Coup-de-coeur de Tristan FELIX pour Opium Poppy d’Hubert HADDAD
DISSONANCES #22
Du ciel à la fange, le récit transmute ses substances : aucune scène de massacre qui ne résonne des litanies d’un vieux Sikh. Nul émoi du cœur qui ne soit brouillé par la dépossession de soi. Pas une méditation sur l’univers qui n’éprouve le corps à corps avec le double. Alam, le petit clandestin, a le don de traverser tous les êtres qu’il croise, sauf le sien, absenté depuis l’enfance. Le lecteur le porte à son insu, du cimetière de Pantin aux montagnes afghanes défigurées par les affrontements entre insurgés et narcotrafiquants, d’un immeuble de Kaboul aux tentes d’un canal parisien.
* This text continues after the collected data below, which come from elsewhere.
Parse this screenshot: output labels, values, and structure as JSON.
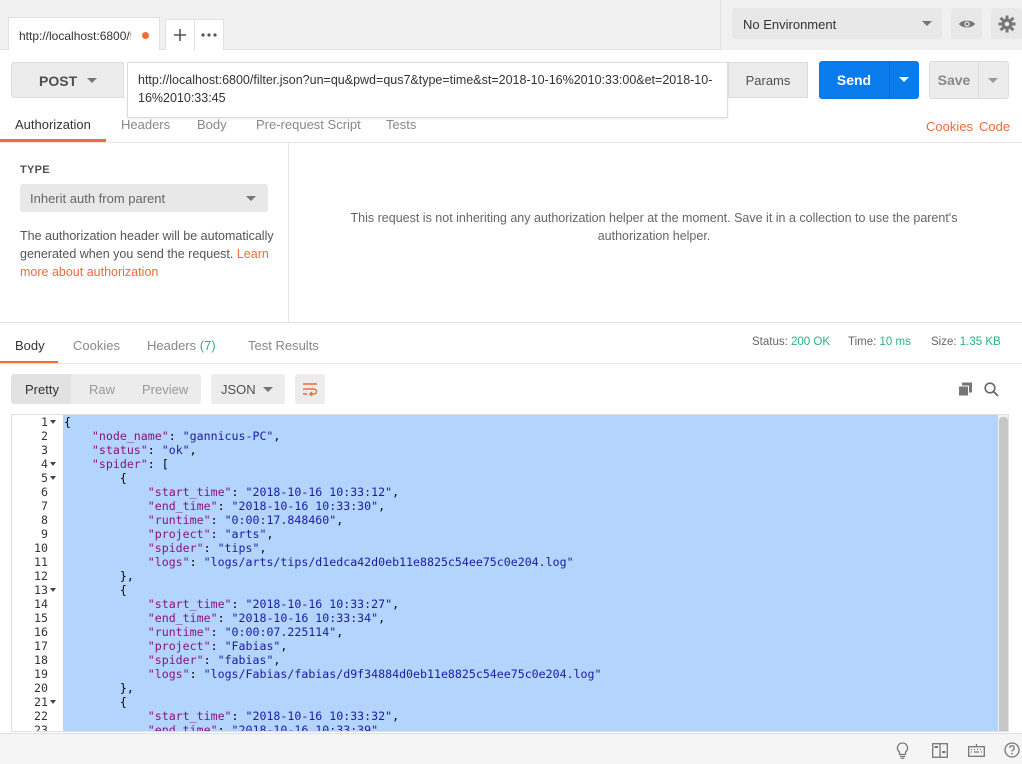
{
  "tabs": {
    "active_tab_label": "http://localhost:6800/f",
    "add_tab_label": "+",
    "more_label": "···"
  },
  "environment": {
    "selected": "No Environment"
  },
  "request": {
    "method": "POST",
    "url": "http://localhost:6800/filter.json?un=qu&pwd=qus7&type=time&st=2018-10-16%2010:33:00&et=2018-10-16%2010:33:45",
    "params_label": "Params",
    "send_label": "Send",
    "save_label": "Save"
  },
  "request_tabs": {
    "items": [
      "Authorization",
      "Headers",
      "Body",
      "Pre-request Script",
      "Tests"
    ],
    "cookies_link": "Cookies",
    "code_link": "Code"
  },
  "auth": {
    "type_label": "TYPE",
    "type_value": "Inherit auth from parent",
    "description": "The authorization header will be automatically generated when you send the request.",
    "learn_more": "Learn more about authorization",
    "message": "This request is not inheriting any authorization helper at the moment. Save it in a collection to use the parent's authorization helper."
  },
  "response": {
    "tabs": [
      "Body",
      "Cookies",
      "Headers",
      "Test Results"
    ],
    "headers_count": "(7)",
    "status_label": "Status:",
    "status_value": "200 OK",
    "time_label": "Time:",
    "time_value": "10 ms",
    "size_label": "Size:",
    "size_value": "1.35 KB",
    "views": [
      "Pretty",
      "Raw",
      "Preview"
    ],
    "format": "JSON"
  },
  "code_lines": [
    {
      "n": "1",
      "fold": true,
      "text": "{"
    },
    {
      "n": "2",
      "fold": false,
      "text": "    \"node_name\": \"gannicus-PC\","
    },
    {
      "n": "3",
      "fold": false,
      "text": "    \"status\": \"ok\","
    },
    {
      "n": "4",
      "fold": true,
      "text": "    \"spider\": ["
    },
    {
      "n": "5",
      "fold": true,
      "text": "        {"
    },
    {
      "n": "6",
      "fold": false,
      "text": "            \"start_time\": \"2018-10-16 10:33:12\","
    },
    {
      "n": "7",
      "fold": false,
      "text": "            \"end_time\": \"2018-10-16 10:33:30\","
    },
    {
      "n": "8",
      "fold": false,
      "text": "            \"runtime\": \"0:00:17.848460\","
    },
    {
      "n": "9",
      "fold": false,
      "text": "            \"project\": \"arts\","
    },
    {
      "n": "10",
      "fold": false,
      "text": "            \"spider\": \"tips\","
    },
    {
      "n": "11",
      "fold": false,
      "text": "            \"logs\": \"logs/arts/tips/d1edca42d0eb11e8825c54ee75c0e204.log\""
    },
    {
      "n": "12",
      "fold": false,
      "text": "        },"
    },
    {
      "n": "13",
      "fold": true,
      "text": "        {"
    },
    {
      "n": "14",
      "fold": false,
      "text": "            \"start_time\": \"2018-10-16 10:33:27\","
    },
    {
      "n": "15",
      "fold": false,
      "text": "            \"end_time\": \"2018-10-16 10:33:34\","
    },
    {
      "n": "16",
      "fold": false,
      "text": "            \"runtime\": \"0:00:07.225114\","
    },
    {
      "n": "17",
      "fold": false,
      "text": "            \"project\": \"Fabias\","
    },
    {
      "n": "18",
      "fold": false,
      "text": "            \"spider\": \"fabias\","
    },
    {
      "n": "19",
      "fold": false,
      "text": "            \"logs\": \"logs/Fabias/fabias/d9f34884d0eb11e8825c54ee75c0e204.log\""
    },
    {
      "n": "20",
      "fold": false,
      "text": "        },"
    },
    {
      "n": "21",
      "fold": true,
      "text": "        {"
    },
    {
      "n": "22",
      "fold": false,
      "text": "            \"start_time\": \"2018-10-16 10:33:32\","
    },
    {
      "n": "23",
      "fold": false,
      "text": "            \"end_time\": \"2018-10-16 10:33:39\","
    }
  ],
  "icons": {
    "eye": "eye-icon",
    "settings": "gear-icon",
    "copy": "copy-icon",
    "search": "search-icon",
    "wrap": "wrap-lines-icon",
    "bulb": "lightbulb-icon",
    "layout": "two-pane-icon",
    "keyboard": "keyboard-icon",
    "help": "help-icon"
  },
  "colors": {
    "accent": "#f26b3a",
    "send": "#097bed",
    "success": "#26b47f",
    "selection": "#b3d4fd"
  }
}
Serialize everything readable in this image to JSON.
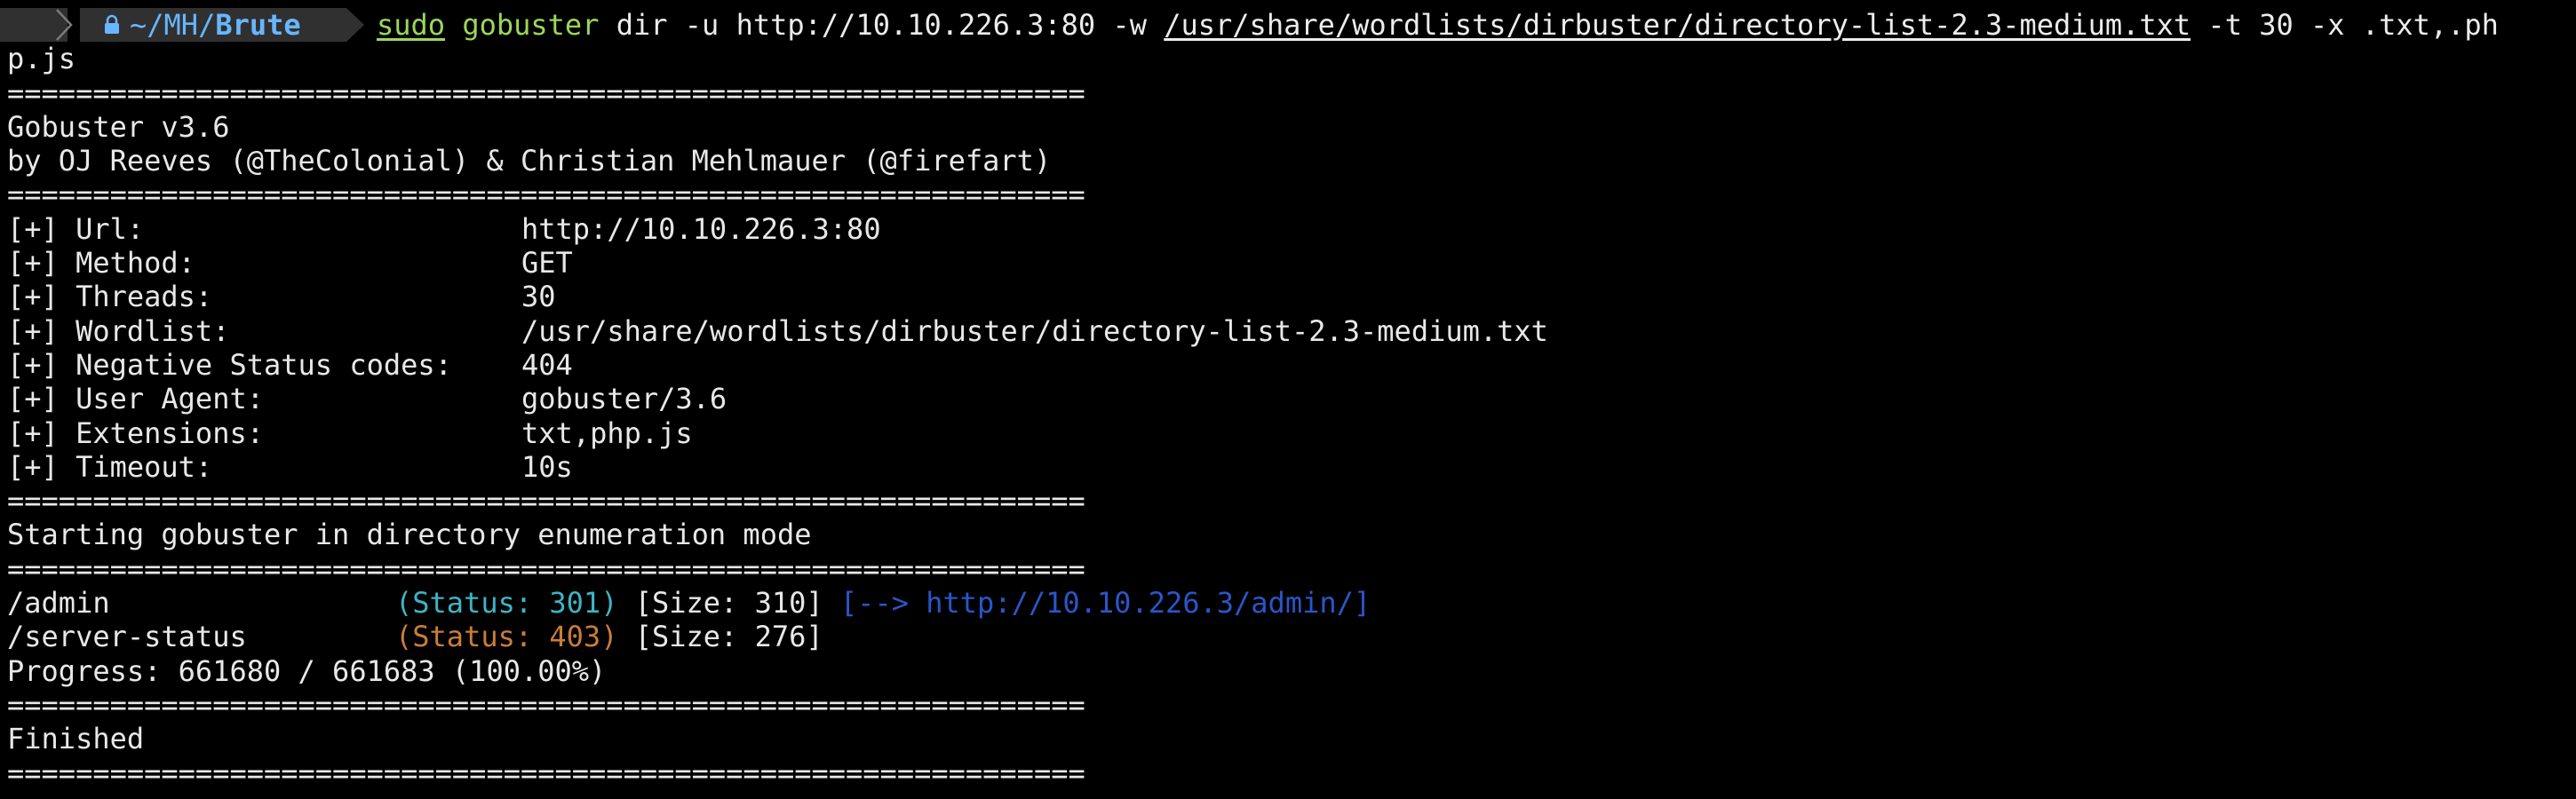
{
  "prompt": {
    "os_icon": "linux-penguin-icon",
    "lock_icon": "lock-icon",
    "dir_prefix": "~/MH/",
    "dir_current": "Brute",
    "cmd_sudo": "sudo",
    "cmd_name": "gobuster",
    "cmd_args1": " dir -u http://10.10.226.3:80 -w ",
    "cmd_wordlist": "/usr/share/wordlists/dirbuster/directory-list-2.3-medium.txt",
    "cmd_args2": " -t 30 -x .txt,.ph",
    "cmd_wrap": "p.js"
  },
  "rule": "===============================================================",
  "banner": {
    "version": "Gobuster v3.6",
    "authors": "by OJ Reeves (@TheColonial) & Christian Mehlmauer (@firefart)"
  },
  "config": [
    {
      "key": "[+] Url:",
      "value": "http://10.10.226.3:80"
    },
    {
      "key": "[+] Method:",
      "value": "GET"
    },
    {
      "key": "[+] Threads:",
      "value": "30"
    },
    {
      "key": "[+] Wordlist:",
      "value": "/usr/share/wordlists/dirbuster/directory-list-2.3-medium.txt"
    },
    {
      "key": "[+] Negative Status codes:",
      "value": "404"
    },
    {
      "key": "[+] User Agent:",
      "value": "gobuster/3.6"
    },
    {
      "key": "[+] Extensions:",
      "value": "txt,php.js"
    },
    {
      "key": "[+] Timeout:",
      "value": "10s"
    }
  ],
  "mode_line": "Starting gobuster in directory enumeration mode",
  "results": [
    {
      "path": "/admin",
      "status": "(Status: 301)",
      "size": "[Size: 310]",
      "redirect": "[--> http://10.10.226.3/admin/]"
    },
    {
      "path": "/server-status",
      "status": "(Status: 403)",
      "size": "[Size: 276]",
      "redirect": ""
    }
  ],
  "progress": "Progress: 661680 / 661683 (100.00%)",
  "finished": "Finished",
  "colors": {
    "background": "#000000",
    "prompt_segment": "#303030",
    "command_green": "#9bd65a",
    "dir_blue": "#68b6ff",
    "status_301": "#3fb3c4",
    "status_403": "#c97d39",
    "redirect_blue": "#2a56c9"
  }
}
Parabole romanesque, sociale et politique, Opium Poppy figure l’enrôlement comme un arrachement, la violence comme un suicide, la haine comme un désespoir : oui, vitrioler celle qu’on aime, pour s’annihiler en elle. Nul misérabilisme, mais une sensibilité obsessionnelle à l’intelligence cosmique des forces de la mort : « Puis les grands miroirs de l’aube oscillaient d’un coup, muant les ruissellements d’étoiles en un unique foyer de forge et l’air peuplé d’oiseaux en sombre terre morte ». Un récit vibrant d’une tendresse pour l’humanité traquée par son inanité.